Kevin Cawley spoke this morning about behavior being the derivative of origin. I can not decide my origin by my behavior, it is a result. And is that not the same implication of what Hubbard says? If one is going to be a Christian, the speaking of God certainly does not dictate the ownership by Him, but it certainly affects the interpretation of it by others. People can see me however they want to, but my intentions in my actions, that is what is going to actually change me. If I am living begottenly (I decree this a word), then my behavior will carry the scent of that. It will incur the slowness of doubt and trouble, not looking to the pain as the result of my faith but of something that my faith can triumph, though it take time. Being a child of God means that I am in it for the long haul and to remind myself, I best speak of it often and speak of it well. To do otherwise doesn't hinder God, it hinders me. 

The Christian faith is completely familial. Built upon a foundation of being for one another and for our differences. C.S. Lewis says, "When you find yourself turning your children, or pupils, or even your neighbours, into people exactly like yourself, remember that God probably never meant them to be that." We were always intended to be compatible, not similar. And in that, we should root for one another. Rooting for another by asking questions, learning, sharing, arguing, depending. We root for one another in the faith by letting tensions be tense and letting God sanctify us in the differences. 
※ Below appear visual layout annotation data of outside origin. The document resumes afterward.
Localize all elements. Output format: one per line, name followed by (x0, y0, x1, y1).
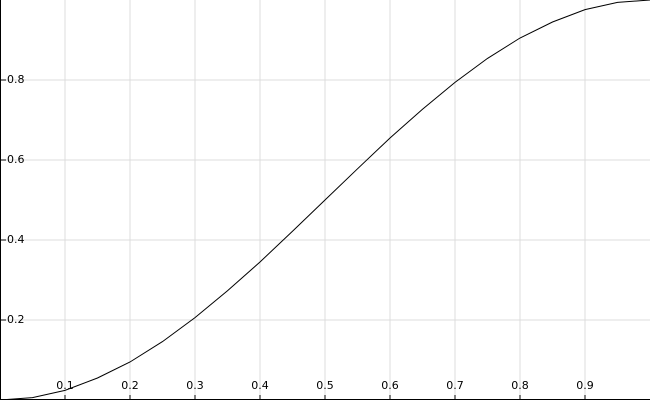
y-tick-label: 0.4 (7, 233, 25, 246)
x-tick-label: 0.8 (511, 379, 529, 392)
x-tick-label: 0.5 (316, 379, 334, 392)
y-tick-label: 0.8 (7, 73, 25, 86)
x-tick-label: 0.4 (251, 379, 269, 392)
x-tick-label: 0.7 (446, 379, 464, 392)
x-tick-label: 0.2 (121, 379, 139, 392)
x-tick-label: 0.3 (186, 379, 204, 392)
x-tick-label: 0.6 (381, 379, 399, 392)
y-tick-label: 0.2 (7, 313, 25, 326)
y-tick-label: 0.6 (7, 153, 25, 166)
x-tick-label: 0.9 (576, 379, 594, 392)
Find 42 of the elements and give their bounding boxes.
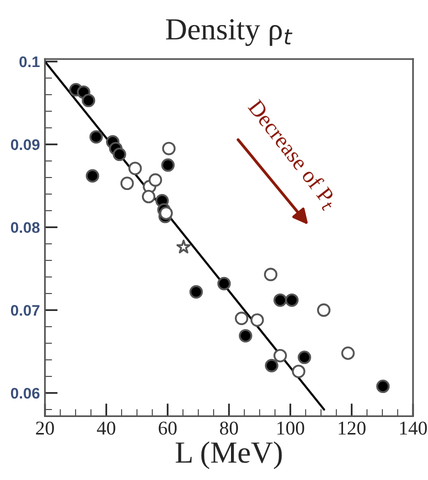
point bbox=[128, 162, 142, 176]
point bbox=[298, 350, 312, 364]
x-tick-label: 120 bbox=[338, 422, 366, 435]
point bbox=[273, 348, 287, 362]
x-axis-title: L (MeV) bbox=[176, 441, 282, 470]
point bbox=[161, 158, 175, 172]
point bbox=[120, 176, 134, 190]
point bbox=[264, 268, 278, 282]
point bbox=[142, 190, 156, 204]
chart-title: Density ρ$_{t}$ bbox=[166, 19, 292, 46]
point bbox=[238, 329, 252, 343]
x-tick-label: 60 bbox=[158, 422, 177, 435]
x-tick-label: 20 bbox=[36, 422, 54, 435]
point bbox=[264, 358, 278, 372]
point bbox=[234, 312, 248, 326]
point bbox=[148, 173, 162, 187]
x-tick-label: 140 bbox=[400, 422, 427, 435]
y-tick-label: 0.07 bbox=[10, 304, 40, 316]
point bbox=[82, 94, 96, 108]
y-tick-label: 0.1 bbox=[19, 56, 40, 68]
point bbox=[89, 130, 103, 144]
point bbox=[176, 240, 191, 254]
point bbox=[217, 276, 231, 290]
point bbox=[285, 293, 299, 307]
y-tick-label: 0.08 bbox=[10, 222, 40, 233]
x-tick-label: 100 bbox=[277, 422, 304, 435]
point bbox=[159, 206, 173, 220]
point bbox=[189, 285, 203, 299]
y-tick-label: 0.09 bbox=[10, 139, 40, 150]
point bbox=[376, 380, 390, 394]
x-tick-label: 80 bbox=[220, 422, 238, 435]
point bbox=[112, 148, 126, 162]
annotation: Decrease of P$_{t}$ bbox=[244, 98, 340, 212]
x-tick-label: 40 bbox=[96, 422, 116, 435]
point bbox=[292, 364, 306, 378]
point bbox=[341, 346, 355, 360]
point bbox=[86, 169, 100, 183]
point bbox=[162, 142, 176, 156]
y-tick-label: 0.06 bbox=[10, 388, 40, 399]
point bbox=[273, 293, 287, 307]
point bbox=[317, 303, 330, 317]
point bbox=[250, 313, 264, 327]
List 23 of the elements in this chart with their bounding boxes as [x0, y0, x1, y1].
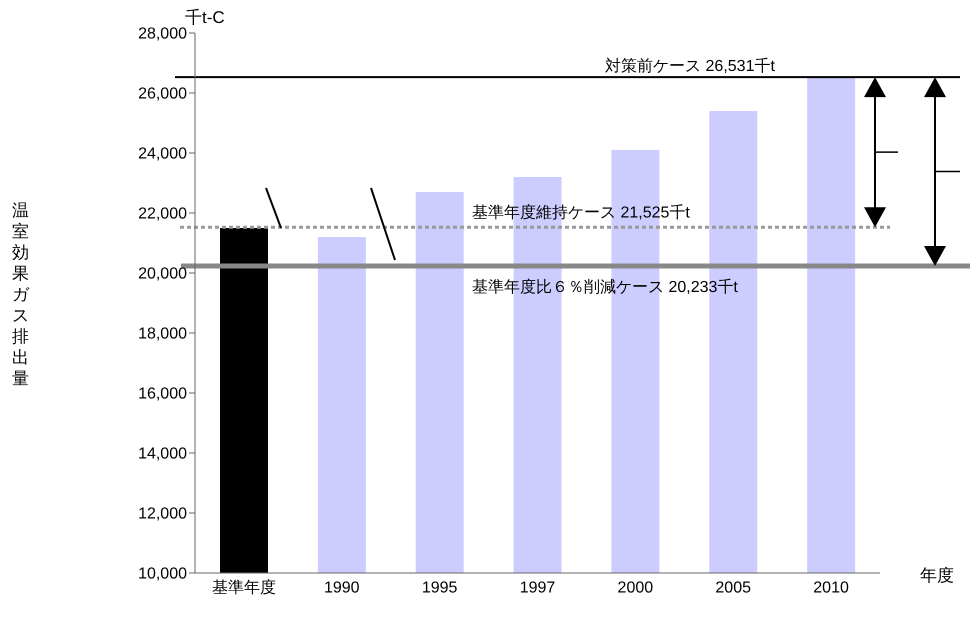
y-tick-label: 24,000 [138, 146, 188, 163]
ref-line-label: 基準年度維持ケース 21,525千t [472, 203, 690, 222]
x-tick-label: 1990 [324, 579, 360, 596]
y-tick-label: 14,000 [138, 446, 188, 463]
y-tick-label: 20,000 [138, 266, 188, 283]
y-tick-label: 10,000 [138, 566, 188, 583]
y-tick-label: 28,000 [138, 26, 188, 43]
ref-line-label: 基準年度比６％削減ケース 20,233千t [472, 278, 738, 296]
ref-line-label: 対策前ケース 26,531千t [605, 57, 776, 76]
text: 温室効果ガス排出量 [12, 201, 29, 388]
y-tick-label: 18,000 [138, 326, 188, 343]
y-tick-label: 16,000 [138, 386, 188, 403]
x-tick-label: 基準年度 [212, 578, 276, 596]
x-tick-label: 2010 [813, 579, 849, 596]
y-tick-label: 26,000 [138, 86, 188, 103]
text: 千t-C [185, 8, 225, 27]
x-tick-label: 2005 [715, 579, 752, 596]
x-axis-title: 年度 [920, 566, 954, 585]
x-tick-label: 1997 [520, 579, 556, 596]
y-tick-label: 22,000 [138, 206, 188, 223]
x-tick-label: 2000 [618, 579, 654, 596]
y-tick-label: 12,000 [138, 506, 188, 523]
x-tick-label: 1995 [422, 579, 458, 596]
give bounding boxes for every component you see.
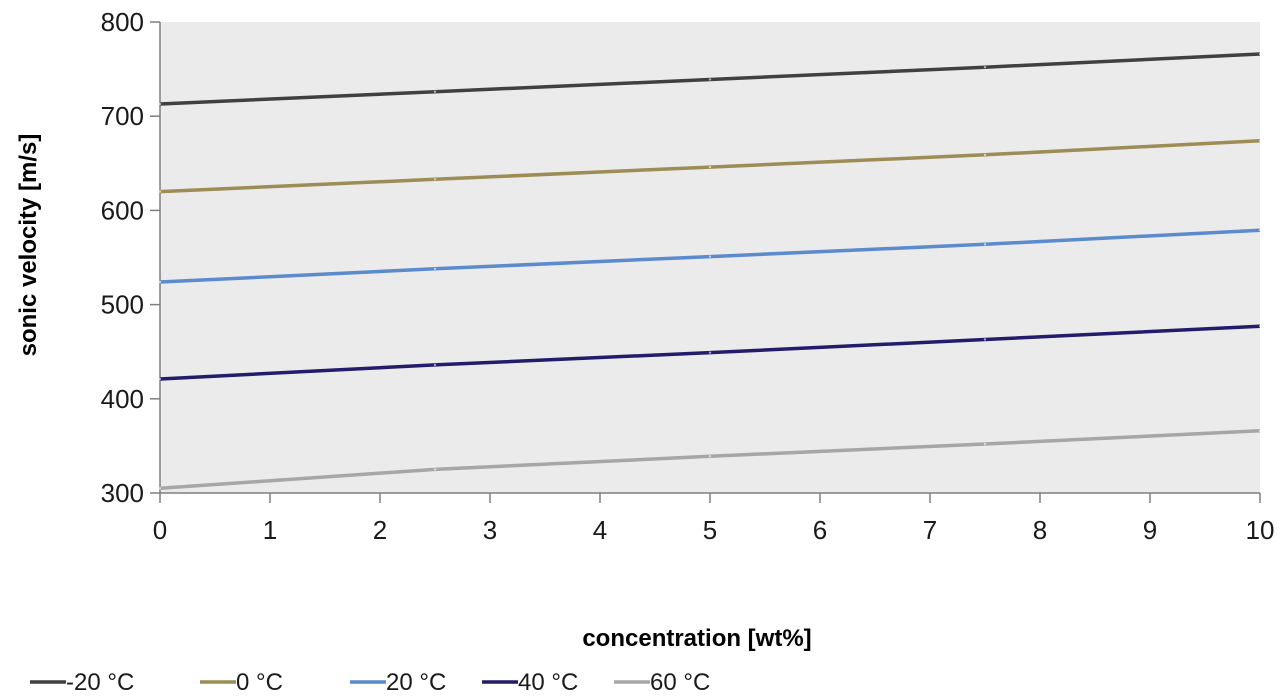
series-lines [158,52,1262,491]
series-1-point [433,178,437,181]
x-tick-label: 10 [1246,515,1275,545]
series-3-point [708,351,712,354]
x-tick-label: 6 [813,515,827,545]
series-1-point [983,153,987,157]
y-tick-label: 600 [101,195,144,225]
series-4-point [1258,429,1262,433]
series-4-point [158,487,162,490]
y-tick-label: 300 [101,478,144,508]
x-tick-label: 7 [923,515,937,545]
x-tick-label: 0 [153,515,167,545]
legend-label: 60 °C [650,669,710,696]
y-axis-title: sonic velocity [m/s] [15,134,42,357]
x-tick-label: 9 [1143,515,1157,545]
series-2-point [1258,228,1262,232]
series-2-point [708,255,712,258]
x-tick-label: 3 [483,515,497,545]
legend-label: -20 °C [66,669,134,696]
x-tick-label: 1 [263,515,277,545]
x-tick-label: 5 [703,515,717,545]
x-tick-label: 8 [1033,515,1047,545]
y-tick-labels: 300 400 500 600 700 800 [101,7,144,508]
series-0-point [1258,52,1262,56]
series-1-point [158,190,162,193]
legend-label: 20 °C [386,669,446,696]
x-tick-label: 4 [593,515,607,545]
y-tick-label: 800 [101,7,144,37]
series-4-point [983,442,987,446]
legend-item: 20 °C [350,669,446,696]
x-tick-label: 2 [373,515,387,545]
legend-label: 40 °C [518,669,578,696]
legend-item: 0 °C [200,669,283,696]
series-0-point [983,66,987,69]
legend: -20 °C 0 °C 20 °C 40 °C 60 °C [30,669,710,696]
axes [150,21,1261,503]
series-0-point [158,102,162,106]
series-0-point [433,90,437,93]
series-1-point [708,165,712,169]
x-axis-title: concentration [wt%] [582,625,811,652]
series-3-point [983,338,987,341]
series-2-point [433,267,437,271]
series-4-point [708,455,712,458]
series-2-point [983,243,987,246]
y-tick-label: 700 [101,101,144,131]
series-4-point [433,468,437,471]
series-3-point [433,363,437,367]
series-3-point [158,377,162,381]
legend-item: -20 °C [30,669,134,696]
series-2-point [158,280,162,284]
series-3-point [1258,325,1262,328]
series-0-point [708,78,712,81]
legend-item: 40 °C [482,669,578,696]
x-tick-labels: 0 1 2 3 4 5 6 7 8 9 10 [153,515,1275,545]
legend-item: 60 °C [614,669,710,696]
y-tick-label: 400 [101,384,144,414]
series-1-point [1258,139,1262,142]
y-tick-label: 500 [101,290,144,320]
legend-label: 0 °C [236,669,283,696]
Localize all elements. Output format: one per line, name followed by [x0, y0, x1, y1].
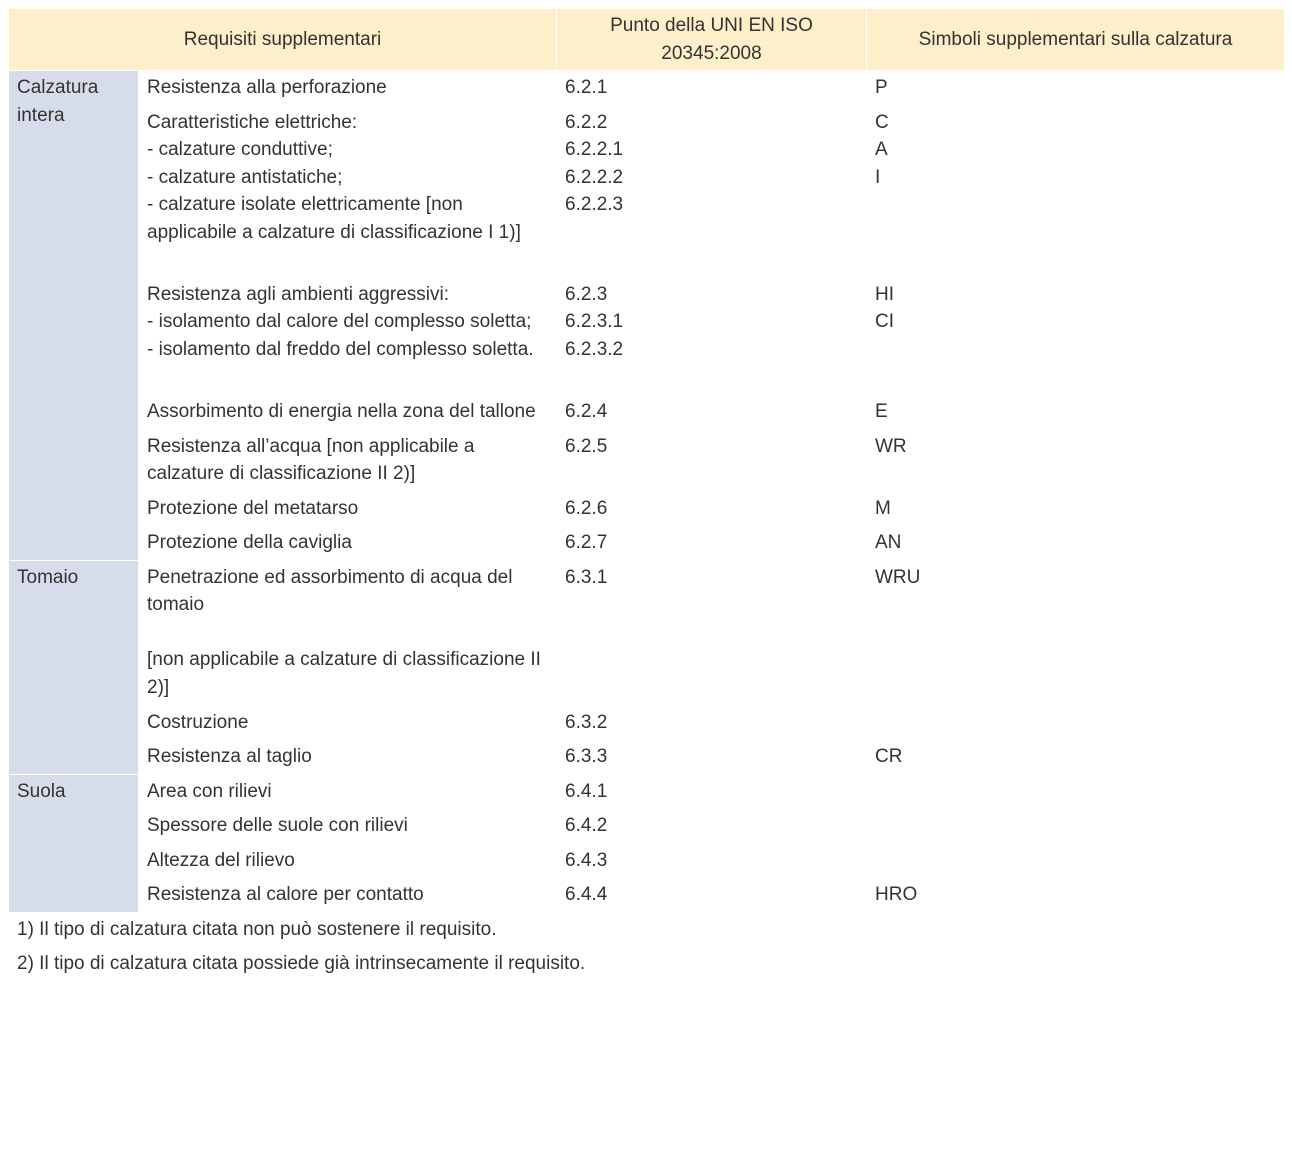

This trickling is just beginning in my  mind. Manfiesting itself in a hundred ways I would love to write out, but for my benefit and your own, I am done for now. But let this be the whole of it, if we're going to be Christians, let's be them. All the way. With the hard and easy, the joyful and the painstaking, the fights and the camaraderie. Let us speak kindly of one another and of God, despite the callousness and bitter infractions we may have had. Let us confront one another in the humblest of ways, checking three times over that we do it for each other and not out of selfish ambition or conceit. Let us be for God and for each other.